The Cantillon Effect and Populism

by Heike Lehner

Monetary policy and everything concerning it has to be one of the most interesting topics out there. With monetary economics, there are quite a few interesting concepts which come with it. One is the so-called Cantillon effect.

Richard Cantillon was an economist in the 18th century who mainly wrote about money and how it circles around the economy.

The so-called Cantillon effect describes the uneven expansion of the amount of money. If a central bank pumps more money into the economy, the resulting increase in prices does not happen evenly. The Austrian economist Friedrich August von Hayek compared this monetary expansion with honey. If you pour honey into a cup, it won’t spread out evenly. It will clump in the middle of the cup first before spreading out.

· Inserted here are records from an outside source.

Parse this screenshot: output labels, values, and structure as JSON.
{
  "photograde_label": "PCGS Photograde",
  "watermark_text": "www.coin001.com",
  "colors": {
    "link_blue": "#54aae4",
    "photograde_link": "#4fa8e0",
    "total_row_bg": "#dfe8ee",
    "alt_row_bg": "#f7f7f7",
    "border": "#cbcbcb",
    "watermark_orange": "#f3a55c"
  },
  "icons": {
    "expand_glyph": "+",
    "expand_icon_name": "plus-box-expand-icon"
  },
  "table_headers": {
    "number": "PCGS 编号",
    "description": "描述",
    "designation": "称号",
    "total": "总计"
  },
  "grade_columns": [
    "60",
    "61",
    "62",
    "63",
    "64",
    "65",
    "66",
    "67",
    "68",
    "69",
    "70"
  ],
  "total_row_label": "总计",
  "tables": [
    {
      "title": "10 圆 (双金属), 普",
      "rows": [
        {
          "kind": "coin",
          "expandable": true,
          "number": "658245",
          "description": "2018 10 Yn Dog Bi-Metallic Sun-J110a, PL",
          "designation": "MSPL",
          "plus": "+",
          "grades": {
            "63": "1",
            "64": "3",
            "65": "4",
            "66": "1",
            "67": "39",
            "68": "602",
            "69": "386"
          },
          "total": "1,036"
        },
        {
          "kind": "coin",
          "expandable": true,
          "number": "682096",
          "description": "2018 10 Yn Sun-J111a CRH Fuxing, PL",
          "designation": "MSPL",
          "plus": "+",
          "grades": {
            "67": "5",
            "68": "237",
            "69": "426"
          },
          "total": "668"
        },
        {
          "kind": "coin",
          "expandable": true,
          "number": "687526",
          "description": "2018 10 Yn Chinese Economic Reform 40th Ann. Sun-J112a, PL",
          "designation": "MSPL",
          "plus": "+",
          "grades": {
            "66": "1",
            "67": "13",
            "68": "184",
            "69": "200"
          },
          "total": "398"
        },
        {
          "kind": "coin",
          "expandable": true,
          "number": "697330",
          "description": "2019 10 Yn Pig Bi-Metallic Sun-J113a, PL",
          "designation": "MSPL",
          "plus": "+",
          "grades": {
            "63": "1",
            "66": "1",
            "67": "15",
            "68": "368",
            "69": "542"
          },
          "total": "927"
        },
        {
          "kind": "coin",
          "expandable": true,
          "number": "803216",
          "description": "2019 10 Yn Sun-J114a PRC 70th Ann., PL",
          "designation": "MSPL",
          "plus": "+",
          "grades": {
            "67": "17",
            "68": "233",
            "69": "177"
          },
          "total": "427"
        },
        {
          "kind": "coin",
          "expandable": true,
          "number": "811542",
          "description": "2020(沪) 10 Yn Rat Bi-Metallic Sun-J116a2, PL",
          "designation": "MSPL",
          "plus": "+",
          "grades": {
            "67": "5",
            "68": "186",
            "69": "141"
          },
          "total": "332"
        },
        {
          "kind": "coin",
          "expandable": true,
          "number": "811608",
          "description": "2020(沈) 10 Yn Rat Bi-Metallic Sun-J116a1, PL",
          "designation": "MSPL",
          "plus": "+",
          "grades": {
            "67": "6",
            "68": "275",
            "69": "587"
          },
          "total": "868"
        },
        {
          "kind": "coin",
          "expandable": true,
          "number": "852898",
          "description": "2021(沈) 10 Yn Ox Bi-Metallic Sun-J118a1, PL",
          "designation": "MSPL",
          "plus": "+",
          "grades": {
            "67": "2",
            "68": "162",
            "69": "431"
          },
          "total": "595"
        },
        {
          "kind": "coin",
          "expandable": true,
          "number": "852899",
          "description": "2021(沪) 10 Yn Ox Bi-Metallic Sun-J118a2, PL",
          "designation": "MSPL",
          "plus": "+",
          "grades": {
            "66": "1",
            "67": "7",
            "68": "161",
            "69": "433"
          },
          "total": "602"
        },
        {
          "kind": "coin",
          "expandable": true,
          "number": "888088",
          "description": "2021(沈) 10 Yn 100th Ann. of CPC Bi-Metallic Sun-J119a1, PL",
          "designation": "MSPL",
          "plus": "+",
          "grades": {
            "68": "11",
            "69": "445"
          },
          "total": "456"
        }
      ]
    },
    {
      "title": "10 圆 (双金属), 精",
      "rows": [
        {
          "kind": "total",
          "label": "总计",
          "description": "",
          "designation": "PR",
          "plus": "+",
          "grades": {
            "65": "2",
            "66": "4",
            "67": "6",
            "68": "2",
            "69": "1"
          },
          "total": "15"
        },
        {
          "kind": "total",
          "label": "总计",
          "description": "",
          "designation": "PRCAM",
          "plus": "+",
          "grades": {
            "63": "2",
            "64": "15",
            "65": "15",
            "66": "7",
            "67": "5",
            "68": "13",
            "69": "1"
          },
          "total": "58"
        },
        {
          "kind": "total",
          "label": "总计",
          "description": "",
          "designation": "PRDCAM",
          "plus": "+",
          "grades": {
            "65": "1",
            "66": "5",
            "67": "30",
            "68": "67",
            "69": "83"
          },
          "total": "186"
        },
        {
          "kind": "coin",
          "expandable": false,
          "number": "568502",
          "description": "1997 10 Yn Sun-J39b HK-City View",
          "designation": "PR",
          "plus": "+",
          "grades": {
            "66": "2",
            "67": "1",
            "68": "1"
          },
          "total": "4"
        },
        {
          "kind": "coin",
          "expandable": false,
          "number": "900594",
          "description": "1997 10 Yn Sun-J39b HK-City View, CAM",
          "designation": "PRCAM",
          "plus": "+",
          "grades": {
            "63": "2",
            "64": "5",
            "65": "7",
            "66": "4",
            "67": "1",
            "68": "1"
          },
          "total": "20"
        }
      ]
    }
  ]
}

Same with money: in case of a monetary expansion, the ones who profit from it are the ones who are close to the money. “Close to the money” in this case means everyone who can access the money right at the beginning, i.e. big companies, banks, etc. They get loans and make investments. Prices then start to rise even though the rest of the population has not received any of the new money yet. This part of the population usually is not the one with too much money. Nonetheless, they have to pay the higher prices even though they have not profited from the increase in money at all. And they will never profit from it in the same way as the ones who received the money first. The result is a redistribution from the poor to the rich.

Central banks which try to control the amount of money in the economy are the reason for this redistribution of money. Even John Maynard Keynes who was in no way opposed to government intervention and central banks accepted the Cantillon effect as a valid problem.

But why is this effect so crucial?

Well, the reason is that this phenomenon has been completely ignored by groups and parties on the left. Newspapers are full of populist campaigns advocating for higher taxes for the rich, and redistribution from the rich to the poor. All of that despite the fact that the concept of central banks was advocated by Karl Marx in his Communist Manifesto. Central banks have been one of the main institutions established by the left in the last two centuries. Nowadays, central banks are a given, almost nobody questions them. Inflation would also exist without central banks, but it would definitely be not as high.

What is most bothersome is that central banks as socialist institutions cause an enormous amount of redistribution from the poor to the rich on the one hand, but on the other hand the left blames capitalism and demands higher taxes for the rich. Since nobody really thinks about the effects of central banks and takes them as a given, leftist groups thus are thought of as “social,” and “thinking about the poor.” However, their demands are the root of these problems. They try to balance out their regressive tax caused by the central banks with a progressive one. Of course, the Cantillon Effect is not the only problem, but it is a problem which should not be ignored entirely.

All in all, this effect causes other problems which we probably wouldn’t have without central banks. And as usual, government causes problems which wouldn’t happen without its interference.